Così, in pillole, velocissimo e breve (per farla meglio ci vorrebbe lo spazio di ‘Guerra e Pace’). E poi, la fine. Perché, quel che era la Lega non lo è più. Di quel partito è rimasta la bieca brutalità di un tempo, la veste razzista e xenofoba, l’integralismo al contrario, l’anacronismo di certi radicalismi del profondo Nord, la fatica a comprendere città come Londra o New York. Questo modesto pacchetto si è ‘salvato’ anche in termini elettorali. L’altro, la vera novità della Lega, si è disperso.

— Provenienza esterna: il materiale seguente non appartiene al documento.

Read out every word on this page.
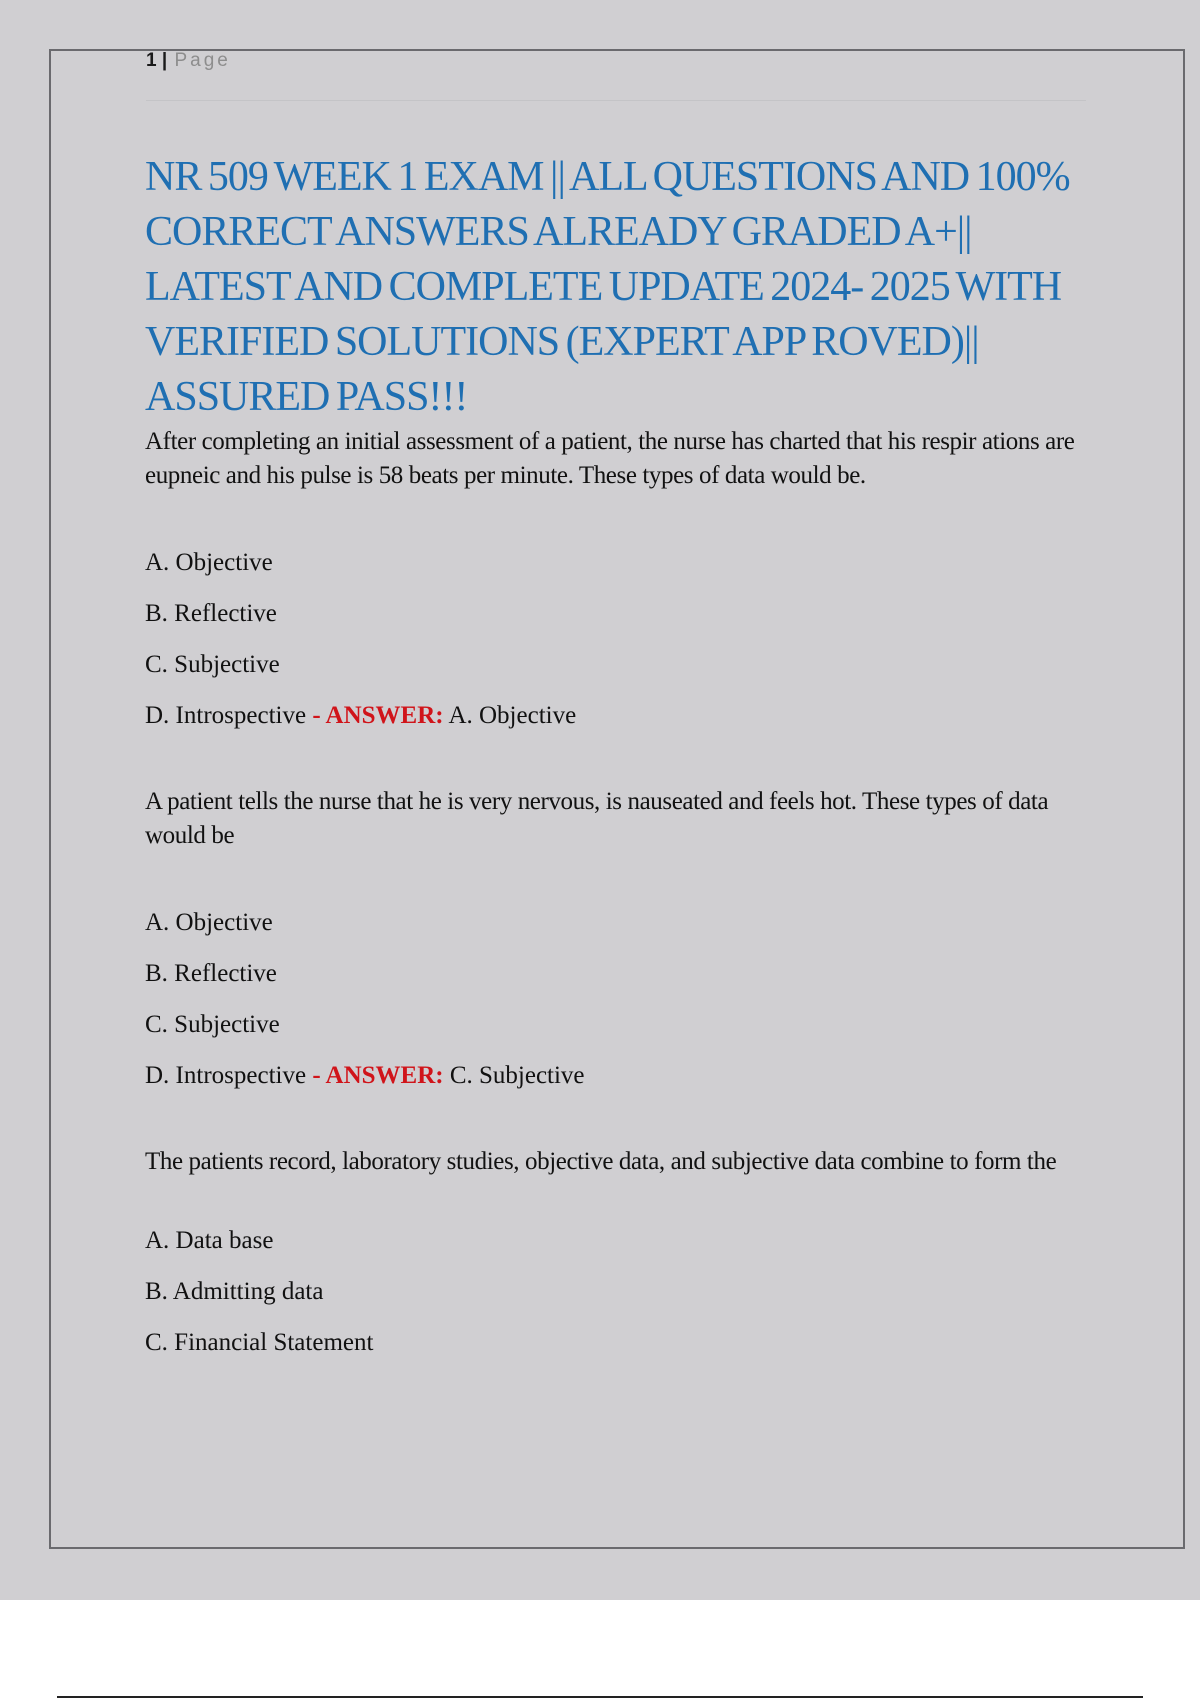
1 | Page
NR 509 WEEK 1 EXAM || ALL QUESTIONS AND 100% CORRECT ANSWERS ALREADY GRADED A+|| LATEST AND COMPLETE UPDATE 2024- 2025 WITH VERIFIED SOLUTIONS (EXPERT APP ROVED)|| ASSURED PASS!!!

After completing an initial assessment of a patient, the nurse has charted that his respir ations are eupneic and his pulse is 58 beats per minute. These types of data would be.

A. Objective
B. Reflective
C. Subjective
D. Introspective - ANSWER: A. Objective

A patient tells the nurse that he is very nervous, is nauseated and feels hot. These types of data would be

A. Objective
B. Reflective
C. Subjective
D. Introspective - ANSWER: C. Subjective

The patients record, laboratory studies, objective data, and subjective data combine to form the

A. Data base
B. Admitting data
C. Financial Statement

Non saranno mica stati i fan di Pontida e dell’ampolla del Po a far salire le percentuali del Carroccio su due cifre? No, affatto. La verità è che la Lega negli anni ha perso la sua spinta innovatrice. Quella che denunciò le magagne di uno Stato di plastica, finto. La stessa che inaugurò, agli sgoccioli della prima Repubblica, la stagione dei ‘rottamatori’ prima ancora dei VDay di Grillo e delle Leopolde di Renzi. Mentre il novecento con le sue utopie deflagrava, la Lega seppe strappare il voto degli operai comunisti, puntò sul federalismo prima di tutti, quando Dc, Psi e in parte Pci erano alle prese dello sfascio di Tangentopoli. All’epoca la Lega chiuse un epoca, ‘sfondò’ i cancelli delle fabbriche, sbaragliò il sindacato, parlò con quell’elettorato che il Partito comunista da ‘salotto’ aveva dimenticato. E si prese il Nord.

Poi si trasferì a Roma, e fece un po’ d’accordo con il primo Berlusconi, poi con D’Alema (“la costola della sinistra”), ed infine tornò nei giardini di Arcore. Da quella “Roma ladrona”, con quei vergognosi cappi in mano, non è più tornata. Anzi, è tornata ma con i diamanti in cassaforte e i Belsito di turno. E si è fatta macerie, tramonto schiacciata da un vecchio adagio di Pietro Nenni: “C’è sempre uno più puro che ti epura”.